1st October 1999 at 01:00
Kay Smith and Neil Munro report on research that suggests pupils might know their teachers better than the inspectors do.

The latest European research suggests traditional school inspections provide a partial picture of schools at best, and a distorted picture at worst, an Edinburgh conference heard last week.

John MacBeath, head of the Quality in Education Centre at Strathclyde University, who has worked closely with the HMI audit unit over many years cited research he and others carried out for the European Commission, and reported in the study Evaluating Quality in School Education.

Addressing the annual conference of Scotland's educational psychologists, Professor Mac-Beath highlighted the approach used by a school in Germany where one teacher was weighed up by pupils in seven different classes.

This showed how results could fluctuate and emphasised the importance of taking pupils' views into account. "It was illuminating how the qualities of a teacher are contextualised and how results can depend on time, class and place," Professor MacBeath said.

This challenged the reliance on the "snapshot" inspections carried out by Ofsted in England, where classroom lessons are evaluated on the basis of a 15-minute observation.

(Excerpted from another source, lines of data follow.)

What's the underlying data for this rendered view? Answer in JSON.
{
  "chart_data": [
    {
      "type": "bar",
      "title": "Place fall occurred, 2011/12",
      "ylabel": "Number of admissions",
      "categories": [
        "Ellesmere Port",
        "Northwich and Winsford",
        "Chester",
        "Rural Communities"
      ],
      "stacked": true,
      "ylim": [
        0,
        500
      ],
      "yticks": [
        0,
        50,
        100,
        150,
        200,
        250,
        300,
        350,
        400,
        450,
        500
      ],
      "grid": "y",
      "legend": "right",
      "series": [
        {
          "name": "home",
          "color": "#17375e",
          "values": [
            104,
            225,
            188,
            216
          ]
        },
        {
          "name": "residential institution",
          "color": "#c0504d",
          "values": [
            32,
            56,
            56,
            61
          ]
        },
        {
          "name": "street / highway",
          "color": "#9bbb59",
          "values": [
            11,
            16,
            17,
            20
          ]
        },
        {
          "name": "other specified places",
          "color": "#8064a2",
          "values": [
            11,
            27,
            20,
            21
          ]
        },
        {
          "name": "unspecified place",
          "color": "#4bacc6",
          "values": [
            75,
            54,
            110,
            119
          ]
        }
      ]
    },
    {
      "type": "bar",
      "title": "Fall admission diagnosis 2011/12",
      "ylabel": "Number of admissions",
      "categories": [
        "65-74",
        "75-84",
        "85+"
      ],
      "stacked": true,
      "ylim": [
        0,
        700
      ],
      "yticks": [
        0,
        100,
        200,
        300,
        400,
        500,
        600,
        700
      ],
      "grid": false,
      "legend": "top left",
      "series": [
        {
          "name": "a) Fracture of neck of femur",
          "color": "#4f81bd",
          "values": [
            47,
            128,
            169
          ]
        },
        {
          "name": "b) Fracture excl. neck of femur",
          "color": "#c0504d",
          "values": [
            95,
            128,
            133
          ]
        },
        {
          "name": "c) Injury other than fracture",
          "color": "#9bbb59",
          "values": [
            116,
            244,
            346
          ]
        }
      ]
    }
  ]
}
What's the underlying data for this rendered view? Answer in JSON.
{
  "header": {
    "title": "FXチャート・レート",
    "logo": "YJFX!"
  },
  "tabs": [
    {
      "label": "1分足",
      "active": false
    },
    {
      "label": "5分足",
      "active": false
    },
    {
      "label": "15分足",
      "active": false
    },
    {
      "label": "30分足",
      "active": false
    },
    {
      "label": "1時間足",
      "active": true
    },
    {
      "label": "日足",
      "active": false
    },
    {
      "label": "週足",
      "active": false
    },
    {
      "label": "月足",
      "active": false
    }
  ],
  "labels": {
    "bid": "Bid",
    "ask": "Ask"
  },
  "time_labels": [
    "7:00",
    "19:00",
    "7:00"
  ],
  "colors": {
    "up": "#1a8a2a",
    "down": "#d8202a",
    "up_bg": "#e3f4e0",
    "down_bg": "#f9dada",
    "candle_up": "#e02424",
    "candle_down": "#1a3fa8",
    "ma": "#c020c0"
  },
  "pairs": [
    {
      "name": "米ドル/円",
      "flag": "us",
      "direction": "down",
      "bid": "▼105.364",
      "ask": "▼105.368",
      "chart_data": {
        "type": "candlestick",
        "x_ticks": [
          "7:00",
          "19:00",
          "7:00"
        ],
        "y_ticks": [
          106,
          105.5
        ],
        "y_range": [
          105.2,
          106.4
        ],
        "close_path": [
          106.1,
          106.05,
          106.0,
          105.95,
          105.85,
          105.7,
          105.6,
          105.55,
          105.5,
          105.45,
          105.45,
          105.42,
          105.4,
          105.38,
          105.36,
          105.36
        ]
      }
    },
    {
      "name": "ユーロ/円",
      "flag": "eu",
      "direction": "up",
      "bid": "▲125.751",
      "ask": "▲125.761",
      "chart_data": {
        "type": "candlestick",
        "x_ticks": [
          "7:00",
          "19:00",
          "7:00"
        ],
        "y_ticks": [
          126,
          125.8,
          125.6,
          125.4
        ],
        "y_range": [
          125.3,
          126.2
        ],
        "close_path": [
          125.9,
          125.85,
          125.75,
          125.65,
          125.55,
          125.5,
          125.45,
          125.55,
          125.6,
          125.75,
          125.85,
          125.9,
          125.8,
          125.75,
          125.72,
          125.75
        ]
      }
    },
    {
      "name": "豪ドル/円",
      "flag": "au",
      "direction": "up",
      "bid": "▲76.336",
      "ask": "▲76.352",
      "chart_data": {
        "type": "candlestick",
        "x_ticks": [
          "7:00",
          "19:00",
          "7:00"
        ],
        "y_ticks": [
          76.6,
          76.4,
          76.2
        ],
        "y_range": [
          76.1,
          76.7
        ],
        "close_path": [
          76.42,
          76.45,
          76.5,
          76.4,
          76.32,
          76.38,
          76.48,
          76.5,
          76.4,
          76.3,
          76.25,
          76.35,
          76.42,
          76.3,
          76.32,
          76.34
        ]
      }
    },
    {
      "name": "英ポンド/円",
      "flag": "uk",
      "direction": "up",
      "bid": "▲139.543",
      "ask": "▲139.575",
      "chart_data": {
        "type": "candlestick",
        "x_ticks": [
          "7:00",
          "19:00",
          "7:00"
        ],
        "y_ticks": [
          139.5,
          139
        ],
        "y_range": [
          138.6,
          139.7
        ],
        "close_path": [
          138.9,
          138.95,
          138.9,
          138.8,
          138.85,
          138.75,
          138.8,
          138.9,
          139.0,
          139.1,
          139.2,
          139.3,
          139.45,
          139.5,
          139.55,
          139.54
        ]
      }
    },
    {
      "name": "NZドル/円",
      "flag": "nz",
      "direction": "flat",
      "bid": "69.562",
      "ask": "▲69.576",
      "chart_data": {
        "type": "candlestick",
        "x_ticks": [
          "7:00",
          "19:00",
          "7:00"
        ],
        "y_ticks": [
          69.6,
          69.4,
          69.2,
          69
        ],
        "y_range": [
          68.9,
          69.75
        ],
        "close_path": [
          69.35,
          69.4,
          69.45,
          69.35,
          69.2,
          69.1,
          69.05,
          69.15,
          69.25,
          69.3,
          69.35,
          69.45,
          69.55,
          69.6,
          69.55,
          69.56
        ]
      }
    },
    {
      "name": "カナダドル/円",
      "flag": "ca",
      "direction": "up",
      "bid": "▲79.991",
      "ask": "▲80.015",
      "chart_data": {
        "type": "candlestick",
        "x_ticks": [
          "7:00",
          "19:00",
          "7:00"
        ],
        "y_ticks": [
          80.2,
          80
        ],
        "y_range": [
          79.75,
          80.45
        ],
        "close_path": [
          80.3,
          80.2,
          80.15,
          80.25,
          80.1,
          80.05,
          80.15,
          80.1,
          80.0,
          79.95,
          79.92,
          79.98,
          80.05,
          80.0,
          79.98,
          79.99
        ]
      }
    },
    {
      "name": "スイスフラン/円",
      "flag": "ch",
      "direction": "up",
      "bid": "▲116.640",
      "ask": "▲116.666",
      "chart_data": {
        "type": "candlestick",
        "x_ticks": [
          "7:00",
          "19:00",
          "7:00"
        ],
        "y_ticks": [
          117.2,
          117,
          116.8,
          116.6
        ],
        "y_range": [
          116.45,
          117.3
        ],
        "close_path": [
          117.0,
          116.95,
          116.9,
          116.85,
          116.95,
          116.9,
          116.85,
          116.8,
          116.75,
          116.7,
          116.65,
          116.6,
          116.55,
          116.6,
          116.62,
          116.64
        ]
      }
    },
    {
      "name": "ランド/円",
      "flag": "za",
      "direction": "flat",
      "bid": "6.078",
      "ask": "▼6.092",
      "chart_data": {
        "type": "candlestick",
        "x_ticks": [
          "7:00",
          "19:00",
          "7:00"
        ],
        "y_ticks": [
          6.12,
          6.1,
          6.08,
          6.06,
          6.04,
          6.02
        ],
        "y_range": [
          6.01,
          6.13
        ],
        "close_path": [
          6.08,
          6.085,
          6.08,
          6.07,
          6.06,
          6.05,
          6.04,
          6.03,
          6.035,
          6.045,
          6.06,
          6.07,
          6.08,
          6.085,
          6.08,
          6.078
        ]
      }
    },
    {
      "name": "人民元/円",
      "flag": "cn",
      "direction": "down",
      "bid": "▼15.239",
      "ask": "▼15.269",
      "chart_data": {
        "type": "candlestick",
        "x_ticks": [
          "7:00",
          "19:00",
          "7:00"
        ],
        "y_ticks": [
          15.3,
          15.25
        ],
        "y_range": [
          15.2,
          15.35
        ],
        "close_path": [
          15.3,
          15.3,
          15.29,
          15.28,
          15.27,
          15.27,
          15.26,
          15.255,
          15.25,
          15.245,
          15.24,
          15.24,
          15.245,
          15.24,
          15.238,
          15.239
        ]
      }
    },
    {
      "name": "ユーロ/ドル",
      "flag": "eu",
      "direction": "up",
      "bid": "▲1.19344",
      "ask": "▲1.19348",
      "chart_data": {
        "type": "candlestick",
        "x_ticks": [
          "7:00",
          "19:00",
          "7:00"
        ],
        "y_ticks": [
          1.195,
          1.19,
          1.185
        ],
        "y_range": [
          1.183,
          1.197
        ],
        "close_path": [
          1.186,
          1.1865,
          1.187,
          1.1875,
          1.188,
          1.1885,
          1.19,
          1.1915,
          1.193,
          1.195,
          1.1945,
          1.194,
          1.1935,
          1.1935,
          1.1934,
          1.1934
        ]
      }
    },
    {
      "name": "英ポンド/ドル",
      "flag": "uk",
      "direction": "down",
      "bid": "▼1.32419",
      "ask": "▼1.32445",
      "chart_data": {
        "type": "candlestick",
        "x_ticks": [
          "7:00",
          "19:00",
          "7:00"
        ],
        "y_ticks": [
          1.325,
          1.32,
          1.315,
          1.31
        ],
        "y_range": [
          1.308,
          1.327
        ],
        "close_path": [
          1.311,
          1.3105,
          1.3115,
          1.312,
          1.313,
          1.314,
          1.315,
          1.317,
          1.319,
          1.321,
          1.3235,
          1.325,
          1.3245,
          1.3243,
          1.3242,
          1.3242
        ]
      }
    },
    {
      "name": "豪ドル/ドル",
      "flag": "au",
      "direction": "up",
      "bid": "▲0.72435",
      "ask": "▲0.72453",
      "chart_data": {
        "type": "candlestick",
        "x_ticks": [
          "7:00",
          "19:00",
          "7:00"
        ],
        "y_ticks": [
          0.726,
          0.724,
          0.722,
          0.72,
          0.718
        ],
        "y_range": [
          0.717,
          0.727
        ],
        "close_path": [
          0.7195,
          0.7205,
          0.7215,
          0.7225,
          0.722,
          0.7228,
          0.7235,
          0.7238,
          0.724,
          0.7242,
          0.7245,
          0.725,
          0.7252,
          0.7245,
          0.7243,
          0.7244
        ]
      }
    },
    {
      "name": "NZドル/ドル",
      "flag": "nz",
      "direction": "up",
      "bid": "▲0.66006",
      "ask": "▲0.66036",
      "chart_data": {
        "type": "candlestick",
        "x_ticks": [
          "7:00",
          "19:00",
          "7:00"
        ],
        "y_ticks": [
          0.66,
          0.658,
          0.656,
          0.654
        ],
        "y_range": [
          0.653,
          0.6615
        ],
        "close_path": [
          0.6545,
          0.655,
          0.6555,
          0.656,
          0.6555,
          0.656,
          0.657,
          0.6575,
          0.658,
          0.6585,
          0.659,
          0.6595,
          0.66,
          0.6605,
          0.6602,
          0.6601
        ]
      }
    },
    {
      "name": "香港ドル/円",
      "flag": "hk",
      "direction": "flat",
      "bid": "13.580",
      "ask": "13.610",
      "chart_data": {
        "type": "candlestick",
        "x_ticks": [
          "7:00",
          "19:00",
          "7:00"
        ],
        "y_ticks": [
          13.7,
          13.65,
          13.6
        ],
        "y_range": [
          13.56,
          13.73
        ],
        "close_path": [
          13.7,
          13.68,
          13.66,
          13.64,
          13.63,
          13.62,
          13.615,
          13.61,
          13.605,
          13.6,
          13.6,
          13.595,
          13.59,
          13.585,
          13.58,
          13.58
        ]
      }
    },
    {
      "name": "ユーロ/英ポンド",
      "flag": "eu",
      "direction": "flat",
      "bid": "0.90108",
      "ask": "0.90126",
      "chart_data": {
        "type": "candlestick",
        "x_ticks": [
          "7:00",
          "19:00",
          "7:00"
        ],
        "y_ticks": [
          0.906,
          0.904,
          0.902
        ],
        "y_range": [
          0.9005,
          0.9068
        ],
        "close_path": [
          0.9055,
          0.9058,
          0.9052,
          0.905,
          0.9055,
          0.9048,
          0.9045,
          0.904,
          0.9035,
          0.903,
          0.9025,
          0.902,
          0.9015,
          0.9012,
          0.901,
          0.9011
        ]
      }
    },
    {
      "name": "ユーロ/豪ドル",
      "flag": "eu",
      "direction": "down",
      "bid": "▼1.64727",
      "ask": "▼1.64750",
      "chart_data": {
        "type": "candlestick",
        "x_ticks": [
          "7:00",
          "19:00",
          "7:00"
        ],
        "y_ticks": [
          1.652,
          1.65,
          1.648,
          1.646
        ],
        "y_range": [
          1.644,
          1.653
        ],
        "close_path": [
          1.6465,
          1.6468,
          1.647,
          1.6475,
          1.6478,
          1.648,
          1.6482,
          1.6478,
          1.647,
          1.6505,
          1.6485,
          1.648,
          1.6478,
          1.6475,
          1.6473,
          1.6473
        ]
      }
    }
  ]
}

The result was "a totally distorted picture," he argued.

By contrast Douglas Olser, the head of the inspectorate, said recently that HMI had unrivalled evidence about the state of schools which set "often tendentious research projects in their context." He added that inspectors had spent 5500 days in schools last year.

Professor MacBeath said later that Scottish inspections were more extensive but still offered "a partial view". He acknowledged that schools must be subject to external inspection as well as internal evaluation.

Professor MacBeath said that a number of schools in Scotland were already European leaders in encouraging pupils as young as five to take part in evaluations. At the other end of the spectrum, however, "there are schools which have not grasped the nettle and think the process is tedious and onerous."

The need for schools to have a "critical friend" was often overlooked, Professor MacBeath added. He believed only the most self-confident and self-assured schools can be totally self-evaluating. "Schools therefore need critical friends such as educational psychologists who could contribute their knowledge and language and who could work with teachers on suitable methodology," he said.